An estate plan is a strategy for dealing with assets when a person dies. In other words, an estate plan ensures that all their assets are distributed according to the “decedent’s” wishes and in the most tax effective manner as possible. Your “estate” consists of everything you own including real property, personal property, investments, bank accounts, cash, life insurance, retirement accounts, etc. The “plan” consists of executed documents, specific designations, possible assignment of deeds and other tools. A lot of people might think that a will and an estate plan are synonymous, but a will is only one part of an estate plan. A full estate plan may include a will, a health care directive, and a power of attorney, with many estate plans also including trusts, deed transfers, and specific beneficiary designations.

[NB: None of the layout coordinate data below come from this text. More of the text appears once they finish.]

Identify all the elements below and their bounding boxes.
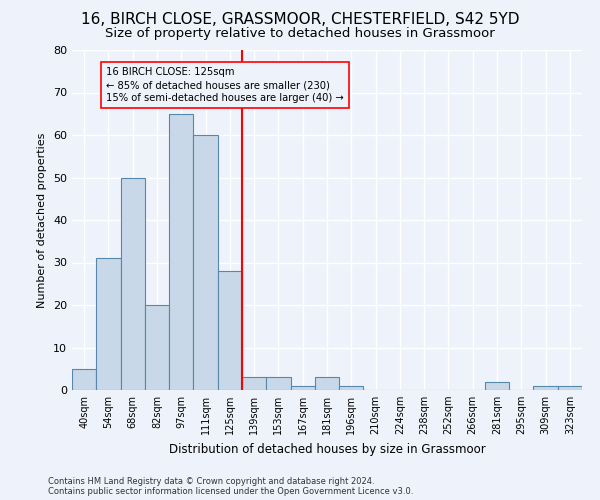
Bar xyxy=(121,178,145,390)
Bar xyxy=(290,386,315,390)
Bar xyxy=(72,369,96,390)
Y-axis label: Number of detached properties: Number of detached properties xyxy=(37,132,47,308)
Bar xyxy=(485,382,509,390)
Text: Size of property relative to detached houses in Grassmoor: Size of property relative to detached ho… xyxy=(105,28,495,40)
Bar xyxy=(218,271,242,390)
Bar xyxy=(315,378,339,390)
Bar xyxy=(96,258,121,390)
Bar xyxy=(193,135,218,390)
Bar xyxy=(339,386,364,390)
Bar xyxy=(533,386,558,390)
Bar xyxy=(266,378,290,390)
Text: Contains HM Land Registry data © Crown copyright and database right 2024.
Contai: Contains HM Land Registry data © Crown c… xyxy=(48,476,413,496)
Bar xyxy=(558,386,582,390)
Bar xyxy=(145,305,169,390)
Text: 16 BIRCH CLOSE: 125sqm
← 85% of detached houses are smaller (230)
15% of semi-de: 16 BIRCH CLOSE: 125sqm ← 85% of detached… xyxy=(106,67,344,104)
Text: 16, BIRCH CLOSE, GRASSMOOR, CHESTERFIELD, S42 5YD: 16, BIRCH CLOSE, GRASSMOOR, CHESTERFIELD… xyxy=(81,12,519,28)
Bar xyxy=(169,114,193,390)
Bar xyxy=(242,378,266,390)
X-axis label: Distribution of detached houses by size in Grassmoor: Distribution of detached houses by size … xyxy=(169,442,485,456)
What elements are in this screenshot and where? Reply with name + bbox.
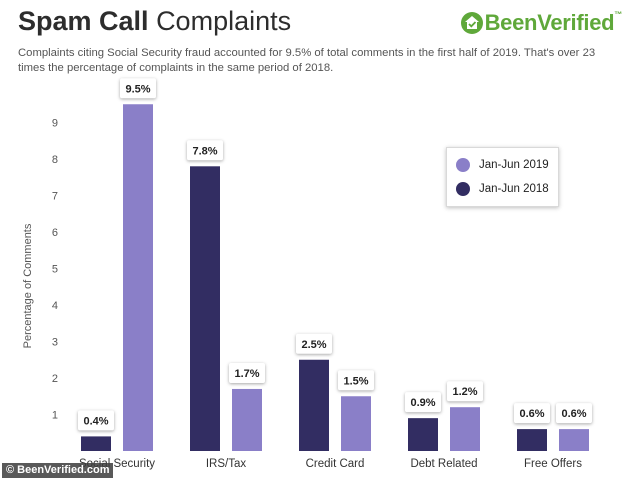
data-label-box — [296, 333, 332, 354]
data-label: 9.5% — [125, 83, 150, 95]
bar-2018 — [299, 359, 329, 451]
beenverified-logo: BeenVerified™ — [460, 8, 623, 38]
data-label-box — [78, 410, 114, 431]
house-check-icon — [460, 12, 483, 34]
bar-2018 — [81, 436, 111, 451]
bar-2019 — [559, 429, 589, 451]
data-label-box — [405, 392, 441, 413]
data-label: 1.2% — [452, 386, 477, 398]
bar-2019 — [232, 388, 262, 451]
data-label: 2.5% — [301, 339, 326, 351]
data-label: 0.6% — [561, 408, 586, 420]
data-label: 0.9% — [410, 397, 435, 409]
y-tick-label: 9 — [52, 118, 58, 130]
legend: Jan-Jun 2019 Jan-Jun 2018 — [446, 147, 559, 207]
data-label-box — [187, 140, 223, 161]
legend-label-2019: Jan-Jun 2019 — [479, 159, 549, 171]
title-bold-part: Spam Call — [18, 6, 149, 36]
data-label-box — [120, 78, 156, 99]
data-label-box — [229, 362, 265, 383]
y-tick-label: 7 — [52, 191, 58, 203]
data-label: 7.8% — [192, 145, 217, 157]
chart-subtitle: Complaints citing Social Security fraud … — [18, 47, 596, 74]
y-tick-label: 8 — [52, 154, 58, 166]
y-tick-label: 6 — [52, 227, 58, 239]
x-category-label: Debt Related — [410, 458, 477, 470]
y-tick-label: 4 — [52, 300, 58, 312]
credit-watermark: © BeenVerified.com — [2, 463, 114, 478]
y-tick-label: 5 — [52, 264, 58, 276]
data-label: 1.5% — [343, 375, 368, 387]
legend-item-2018: Jan-Jun 2018 — [456, 182, 549, 196]
data-label: 1.7% — [234, 368, 259, 380]
bar-2018 — [517, 429, 547, 451]
bar-2019 — [123, 104, 153, 451]
x-category-label: IRS/Tax — [206, 458, 247, 470]
x-category-label: Credit Card — [306, 458, 365, 470]
legend-swatch-2018 — [456, 182, 470, 196]
legend-swatch-2019 — [456, 158, 470, 172]
data-label-box — [556, 403, 592, 424]
x-category-label: Free Offers — [524, 458, 582, 470]
chart-title: Spam Call Complaints — [18, 4, 291, 38]
bar-2018 — [408, 418, 438, 451]
data-label-box — [338, 370, 374, 391]
title-light-part: Complaints — [156, 6, 292, 36]
y-axis-label: Percentage of Comments — [22, 223, 34, 348]
y-tick-label: 2 — [52, 373, 58, 385]
bar-2019 — [341, 396, 371, 451]
legend-item-2019: Jan-Jun 2019 — [456, 158, 549, 172]
brand-name: BeenVerified™ — [484, 10, 623, 35]
data-label-box — [514, 403, 550, 424]
bar-2019 — [450, 407, 480, 451]
y-tick-label: 1 — [52, 410, 58, 422]
data-label: 0.4% — [83, 415, 108, 427]
data-label-box — [447, 381, 483, 402]
legend-label-2018: Jan-Jun 2018 — [479, 183, 549, 195]
data-label: 0.6% — [519, 408, 544, 420]
bar-2018 — [190, 166, 220, 452]
y-tick-label: 3 — [52, 337, 58, 349]
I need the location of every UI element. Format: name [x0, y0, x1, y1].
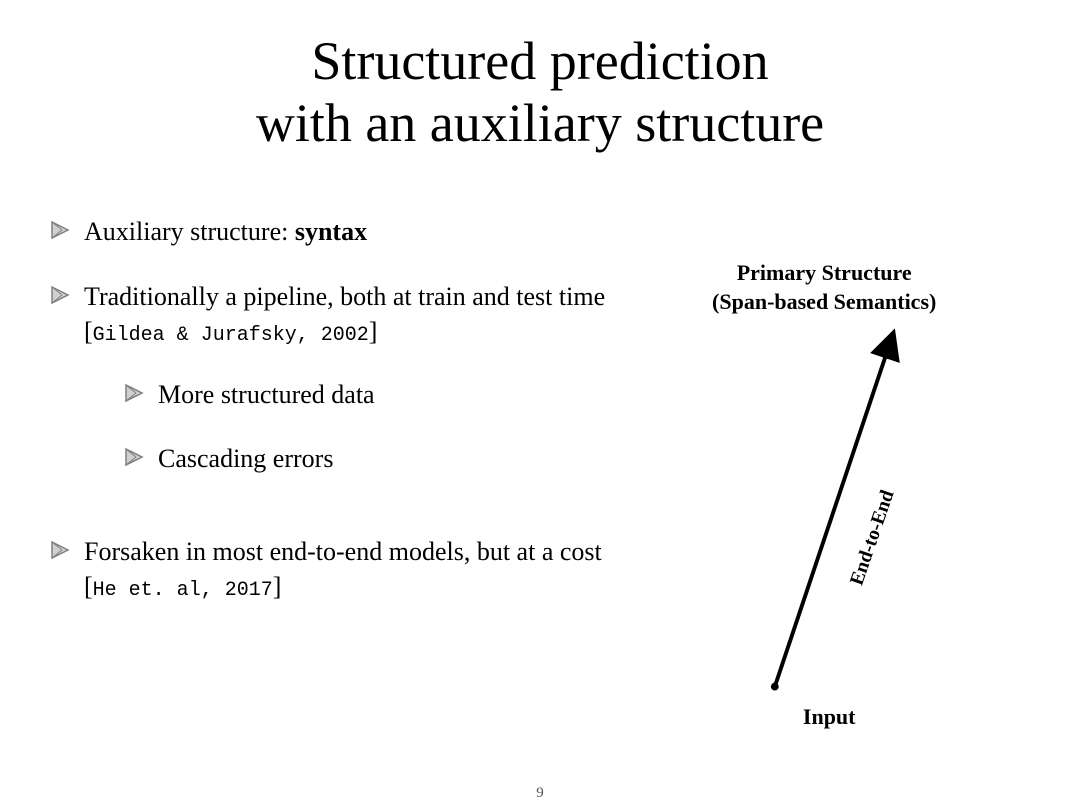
- triangle-bullet-icon: [50, 220, 70, 240]
- sub-bullet-item: More structured data: [124, 377, 608, 412]
- triangle-bullet-icon: [50, 540, 70, 560]
- bullet-item: Traditionally a pipeline, both at train …: [50, 279, 608, 503]
- slide-title: Structured prediction with an auxiliary …: [50, 30, 1030, 154]
- slide: Structured prediction with an auxiliary …: [0, 0, 1080, 810]
- bullet-text: Auxiliary structure: syntax: [84, 214, 608, 249]
- page-number: 9: [0, 785, 1080, 802]
- triangle-bullet-icon: [124, 447, 144, 467]
- title-line-1: Structured prediction: [311, 31, 768, 91]
- title-line-2: with an auxiliary structure: [256, 93, 824, 153]
- bullet-text: Traditionally a pipeline, both at train …: [84, 279, 608, 503]
- arrow-origin-dot: [771, 683, 779, 691]
- bullet-column: Auxiliary structure: syntax Traditionall…: [50, 214, 618, 634]
- bullet-list: Auxiliary structure: syntax Traditionall…: [50, 214, 608, 604]
- sub-bullet-item: Cascading errors: [124, 441, 608, 476]
- bullet-text: Forsaken in most end-to-end models, but …: [84, 534, 608, 604]
- bullet-item: Auxiliary structure: syntax: [50, 214, 608, 249]
- diagram-column: Primary Structure (Span-based Semantics)…: [618, 214, 1030, 634]
- diagram-top-label: Primary Structure (Span-based Semantics): [618, 259, 1030, 316]
- bullet-item: Forsaken in most end-to-end models, but …: [50, 534, 608, 604]
- triangle-bullet-icon: [124, 383, 144, 403]
- diagram-bottom-label: Input: [618, 704, 1030, 730]
- triangle-bullet-icon: [50, 285, 70, 305]
- sub-bullet-text: Cascading errors: [158, 441, 333, 476]
- sub-bullet-list: More structured data Cascading errors: [124, 377, 608, 475]
- arrow-label: End-to-End: [847, 488, 899, 589]
- arrow-diagram: End-to-End: [618, 324, 1030, 704]
- sub-bullet-text: More structured data: [158, 377, 375, 412]
- content-row: Auxiliary structure: syntax Traditionall…: [50, 214, 1030, 634]
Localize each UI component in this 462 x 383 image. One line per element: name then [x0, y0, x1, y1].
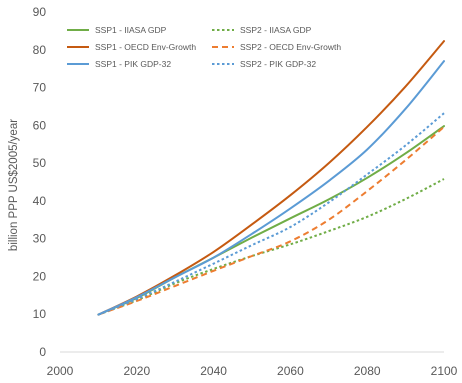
- legend-label: SSP2 - IIASA GDP: [240, 25, 312, 35]
- y-tick-label: 60: [33, 118, 47, 132]
- y-tick-label: 10: [33, 307, 47, 321]
- legend-label: SSP1 - PIK GDP-32: [95, 59, 171, 69]
- x-tick-label: 2040: [200, 364, 227, 378]
- x-tick-label: 2100: [431, 364, 458, 378]
- series-line-6: [98, 112, 445, 316]
- y-tick-label: 50: [33, 156, 47, 170]
- y-axis-title: billion PPP US$2005/year: [8, 119, 20, 251]
- x-tick-label: 2060: [277, 364, 304, 378]
- x-tick-labels: 2000 2020 2040 2060 2080 2100: [47, 364, 458, 378]
- y-tick-labels: 0 10 20 30 40 50 60 70 80 90: [33, 5, 47, 359]
- series-lines: [97, 40, 445, 316]
- series-line-2: [98, 178, 445, 316]
- legend-label: SSP1 - OECD Env-Growth: [95, 42, 196, 52]
- y-tick-label: 20: [33, 269, 47, 283]
- y-tick-label: 80: [33, 43, 47, 57]
- y-tick-label: 40: [33, 194, 47, 208]
- y-tick-label: 30: [33, 232, 47, 246]
- legend: SSP1 - IIASA GDP SSP2 - IIASA GDP SSP1 - O…: [67, 25, 341, 69]
- series-line-4: [98, 126, 445, 316]
- y-tick-label: 0: [39, 345, 46, 359]
- x-tick-label: 2020: [123, 364, 150, 378]
- series-line-5: [97, 60, 445, 316]
- y-tick-label: 70: [33, 81, 47, 95]
- legend-label: SSP1 - IIASA GDP: [95, 25, 167, 35]
- legend-label: SSP2 - OECD Env-Growth: [240, 42, 341, 52]
- x-tick-label: 2080: [354, 364, 381, 378]
- x-tick-label: 2000: [47, 364, 74, 378]
- y-tick-label: 90: [33, 5, 47, 19]
- series-line-3: [97, 40, 445, 316]
- legend-label: SSP2 - PIK GDP-32: [240, 59, 316, 69]
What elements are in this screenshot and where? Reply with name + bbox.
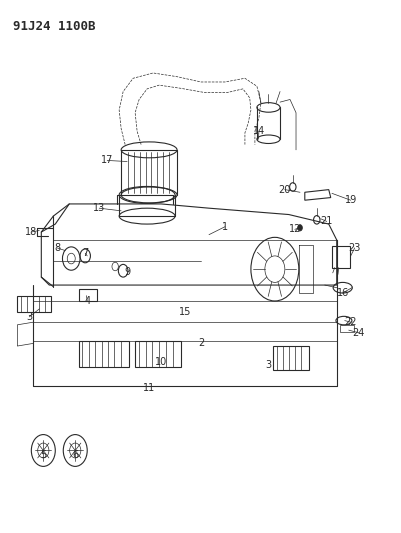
Text: 14: 14 xyxy=(252,126,264,136)
Text: 20: 20 xyxy=(278,184,290,195)
Text: 91J24 1100B: 91J24 1100B xyxy=(13,20,95,33)
Bar xyxy=(17,296,51,312)
Text: 1: 1 xyxy=(221,222,227,232)
Bar xyxy=(135,341,180,367)
Text: 11: 11 xyxy=(143,383,155,393)
Text: 4: 4 xyxy=(84,296,90,306)
Text: 22: 22 xyxy=(344,317,356,327)
Text: 8: 8 xyxy=(54,243,60,253)
Bar xyxy=(79,341,129,367)
Text: 23: 23 xyxy=(348,243,360,253)
Bar xyxy=(272,346,308,370)
Text: 18: 18 xyxy=(25,227,37,237)
Text: 10: 10 xyxy=(154,357,167,367)
Text: 9: 9 xyxy=(124,267,130,277)
Text: 5: 5 xyxy=(40,450,47,460)
Text: 3: 3 xyxy=(265,360,271,369)
Bar xyxy=(331,246,349,268)
Text: 17: 17 xyxy=(101,156,113,165)
Text: 3: 3 xyxy=(26,312,32,322)
Bar xyxy=(339,325,353,332)
Circle shape xyxy=(297,224,302,231)
Text: 16: 16 xyxy=(336,288,348,298)
Text: 12: 12 xyxy=(288,224,300,235)
Text: 19: 19 xyxy=(344,195,356,205)
Text: 7: 7 xyxy=(82,248,88,259)
Text: 13: 13 xyxy=(93,203,105,213)
Bar xyxy=(79,289,97,301)
Text: 15: 15 xyxy=(178,306,191,317)
Text: 24: 24 xyxy=(352,328,364,338)
Text: 2: 2 xyxy=(197,338,204,349)
Text: 21: 21 xyxy=(320,216,332,227)
Text: 6: 6 xyxy=(72,450,78,460)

A will is an essential component to an estate plan. A will enables someone to decide exactly who gets what from the decedent’s estate. A will also names a person as the “Personal Representative,” who oversees administering the will. This may sound simple, but it can get very complex. The main task of the Personal Representative is to use the will to transfer the estate to the correct “beneficiaries”. This almost always includes putting the estate through probate, the court process by which estates are administered. Probate can be formal or informal as well as supervised or unsupervised, depending on the complexity of the estate, the sufficiency of the estate plan, and if there are people who might challenge the administration of the estate. If a person dies without a will, they are “intestate”, and their estate is distributed according to the state intestate statute.
While a will is often the focus of an estate plan, other documents are necessary to complete the plan, including a healthcare directive and power of attorney designation. These documents have their effect before a person dies, enabling a designated person to make decisions and act regarding their health and finances. A power of attorney designation does not remove any power from the principal, but it grants another person the authority to sign documents and access accounts on the principal’s behalf. A health care directive appoints a person (a “health care agent”) that will make decisions regarding the principal’s body and health if the principal is not able to make those decisions themselves. A health care directive does not and cannot force the health care agent to do anything specifically, it only gives them the ability to make decisions on behalf of the principal.
A trust is a document that gives even more flexibility and control in deciding where a person’s estate goes after they die. Like a will, a trust dictates where a decedent’s assets go, but unlike a will, a trust can also decide when assets are transferred or under what circumstances. Trusts also can have affect before a person dies.
A clear and complete estate plan provides 3 things: peace of mind as to what will happen when a person dies, provides clarity as to what happens to a decedent’s assets, and prevents potential conflict over where a decedent’s assets should go. Depending on the amount of assets in an estate, certain estate plans can even minimize the taxes paid on an estate as it is distributed to the beneficiaries.
While the “stuff” of an estate is important, a complete estate plan also decides what happens to children (and even pets). Through a will and/or trust, a person can appoint “guardians” who will take care of their loved ones after they die and choose how their care will be paid for.
Estate plans vary from simple to extremely complex, but an estate plan is important for everyone. Do not let the “legalese” of complicated documents keep you from feeling confident about your estate. A good estate plan is one that, once completed, gives peace of mind and clarity about your intentions for those who come after you.